Materials and methods The EPI-based DW images were simulated using the 3D digital brain phantom introduced by the McConnell Brain Imaging Centre, Montreal Neurological Institute, McGill University [24]. The digital brain phantom consists of ten tissue types, and each voxel is assigned to each tissue type. The original volume data was converted into 128 × 128 × 128 volume data to be parallel to the orbitomeatal (OM) plane, and the resultant isotropic voxel was 2 mm3 . The magnetic susceptibility-induced inhomogeneities were calculated based on the digital brain phantom placed in the virtual static field using the susceptibility voxel convolution method [19]. The EPI-based DW images were simulated based on an MR signal equation in which the magnetic field inhomogeneity was taken into account.
Calculation of the field inhomogeneities When the object is placed in an MRI scanner, the differences in the magnetic susceptibility values between different tissues in the object cause variations in the induced magnetic field.
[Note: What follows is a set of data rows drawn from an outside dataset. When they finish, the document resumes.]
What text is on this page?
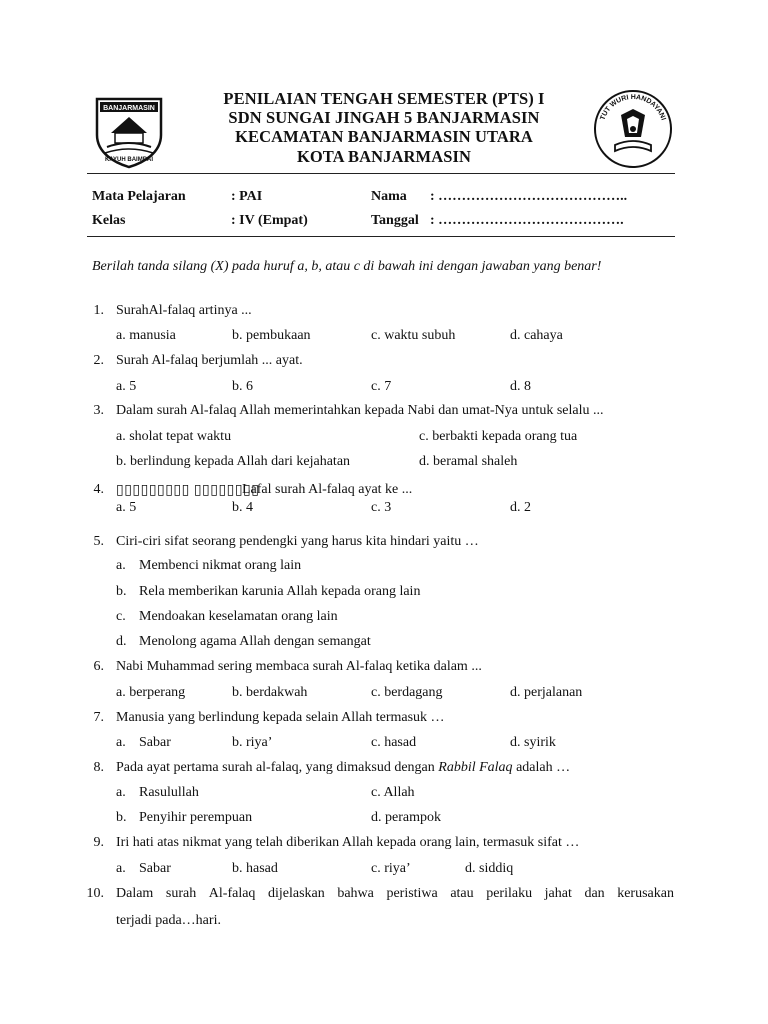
BANJARMASIN
KAYUH BAIMBAI
TUT WURI HANDAYANI
PENILAIAN TENGAH SEMESTER (PTS) I
SDN SUNGAI JINGAH 5 BANJARMASIN
KECAMATAN BANJARMASIN UTARA
KOTA BANJARMASIN
Mata Pelajaran	: PAI	Nama : …………………………………..
Kelas	: IV (Empat)	Tanggal : ………………………………….
Berilah tanda silang (X) pada huruf a, b, atau c di bawah ini dengan jawaban yang benar!
1. SurahAl-falaq artinya ...
a. manusia	b. pembukaan	c. waktu subuh	d. cahaya
2. Surah Al-falaq berjumlah ... ayat.
a. 5	b. 6	c. 7	d. 8
3. Dalam surah Al-falaq Allah memerintahkan kepada Nabi dan umat-Nya untuk selalu ...
a. sholat tepat waktu	c. berbakti kepada orang tua
b. berlindung kepada Allah dari kejahatan	d. beramal shaleh
4. ▯▯▯▯▯▯▯▯▯ ▯▯▯▯▯▯▯▯
Lafal surah Al-falaq ayat ke ...
a. 5	b. 4	c. 3	d. 2
5. Ciri-ciri sifat seorang pendengki yang harus kita hindari yaitu …
a. Membenci nikmat orang lain
b. Rela memberikan karunia Allah kepada orang lain
c. Mendoakan keselamatan orang lain
d. Menolong agama Allah dengan semangat
6. Nabi Muhammad sering membaca surah Al-falaq ketika dalam ...
a. berperang	b. berdakwah	c. berdagang	d. perjalanan
7. Manusia yang berlindung kepada selain Allah termasuk …
a. Sabar	b. riya’	c. hasad	d. syirik
8. Pada ayat pertama surah al-falaq, yang dimaksud dengan Rabbil Falaq adalah …
a. Rasulullah	c. Allah
b. Penyihir perempuan	d. perampok
9. Iri hati atas nikmat yang telah diberikan Allah kepada orang lain, termasuk sifat …
a. Sabar	b. hasad	c. riya’	d. siddiq
10. Dalam surah Al-falaq dijelaskan bahwa peristiwa atau perilaku jahat dan kerusakan
terjadi pada…hari.
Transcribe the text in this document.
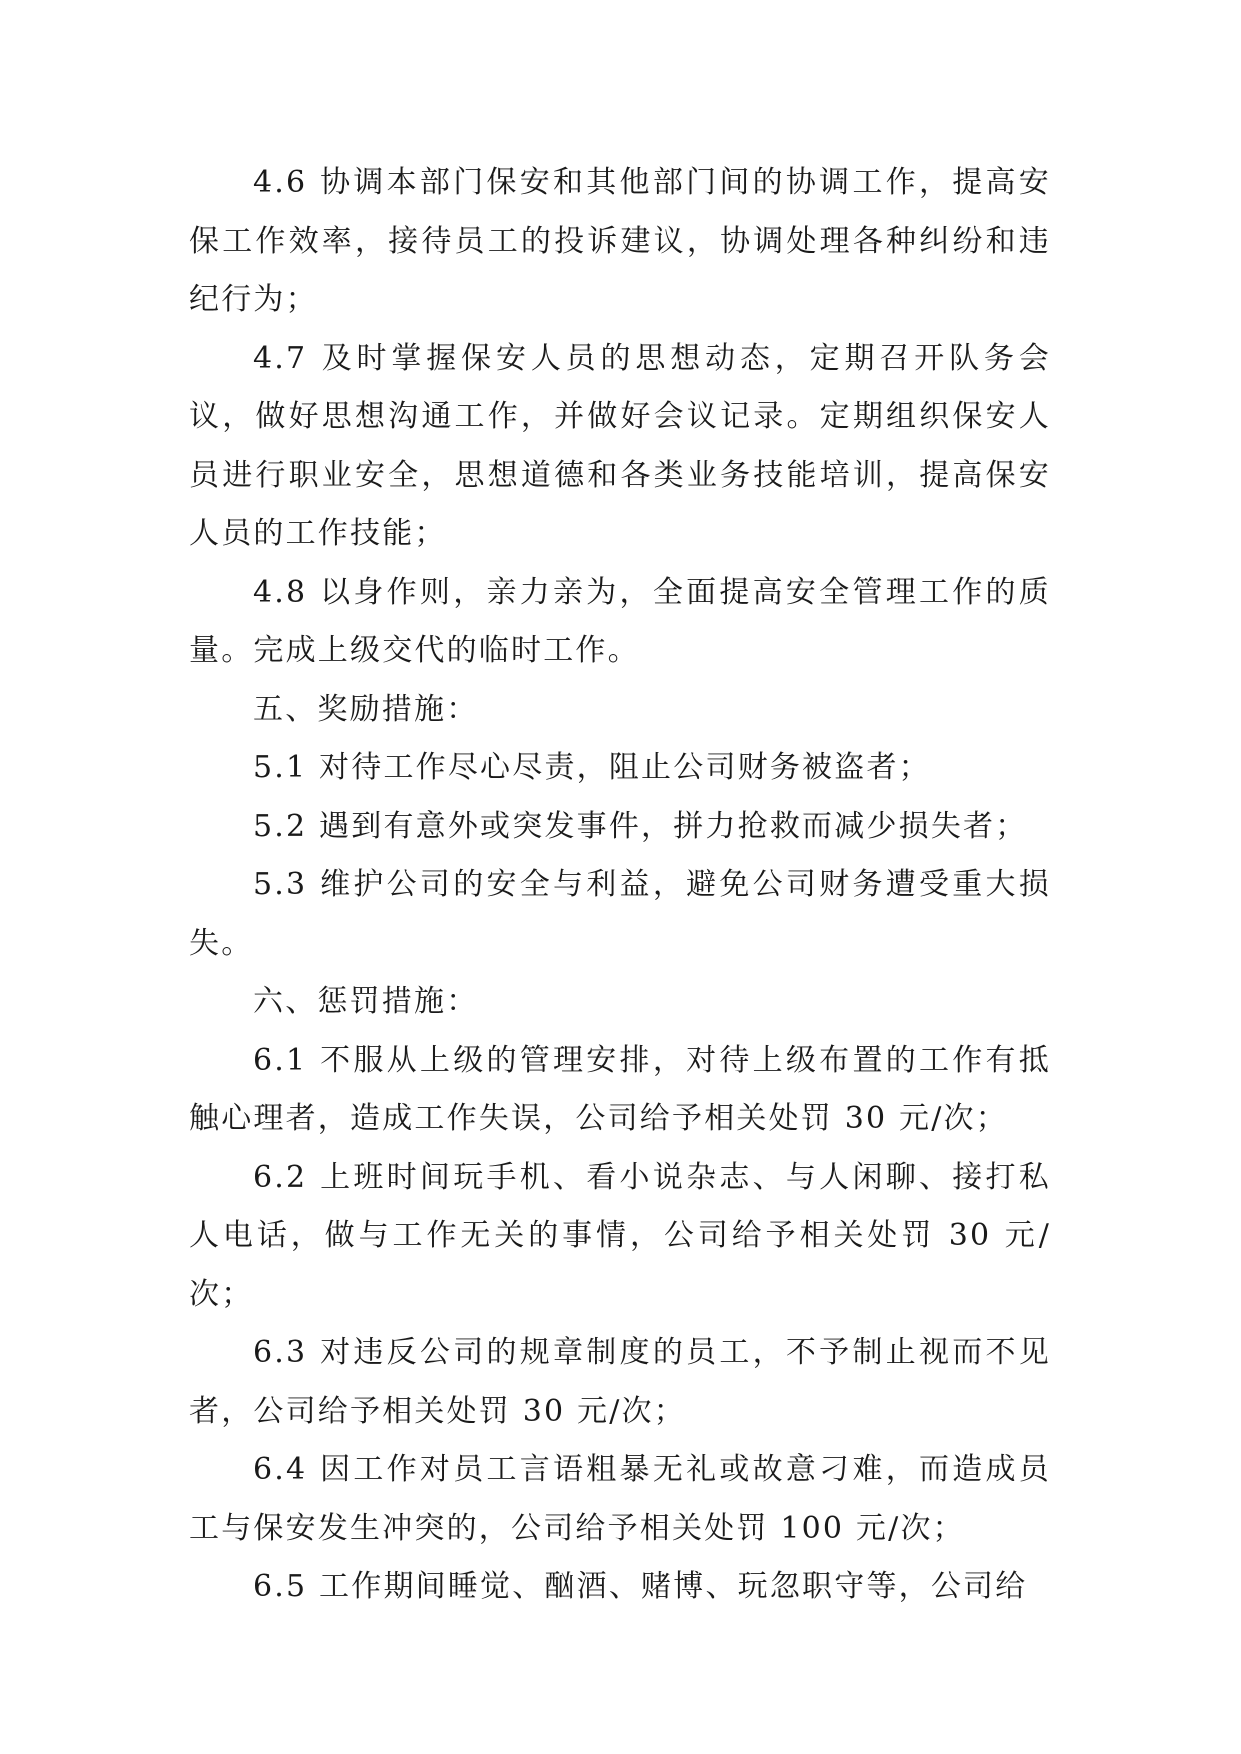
4.6 协调本部门保安和其他部门间的协调工作，提高安保工作效率，接待员工的投诉建议，协调处理各种纠纷和违纪行为；

4.7 及时掌握保安人员的思想动态，定期召开队务会议，做好思想沟通工作，并做好会议记录。定期组织保安人员进行职业安全，思想道德和各类业务技能培训，提高保安人员的工作技能；

4.8 以身作则，亲力亲为，全面提高安全管理工作的质量。完成上级交代的临时工作。

五、奖励措施：

5.1 对待工作尽心尽责，阻止公司财务被盗者；

5.2 遇到有意外或突发事件，拼力抢救而减少损失者；

5.3 维护公司的安全与利益，避免公司财务遭受重大损失。

六、惩罚措施：

6.1 不服从上级的管理安排，对待上级布置的工作有抵触心理者，造成工作失误，公司给予相关处罚 30 元/次；

6.2 上班时间玩手机、看小说杂志、与人闲聊、接打私人电话，做与工作无关的事情，公司给予相关处罚 30 元/次；

6.3 对违反公司的规章制度的员工，不予制止视而不见者，公司给予相关处罚 30 元/次；

6.4 因工作对员工言语粗暴无礼或故意刁难，而造成员工与保安发生冲突的，公司给予相关处罚 100 元/次；

6.5 工作期间睡觉、酗酒、赌博、玩忽职守等，公司给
In order to obtain the magnetic field distributions for a digital brain phantom placed in a virtual scanner, the susceptibility voxel convolution method [19] was used in this study. The magnetic susceptibility values described in the literature [19] were used as the values in each tissue type of the brain digital phantom. As shown in Fig. 1, the magnetic field distributions in the digital phantom were calculated by changing the angle between the direction of the static field and the OM plane in the digital phantom. A tilt angle of zero degrees meant that the OM plane was perpendicular to the static field (Fig. 1a). The angle was changed from 0 to 40 degrees at 10-degree intervals. Fig. 1k—o shows the magnetic field distributions at the slice level over the frontal sinus corresponding to the dotted lines in each sagittal view (Fig. 1f—j), respectively.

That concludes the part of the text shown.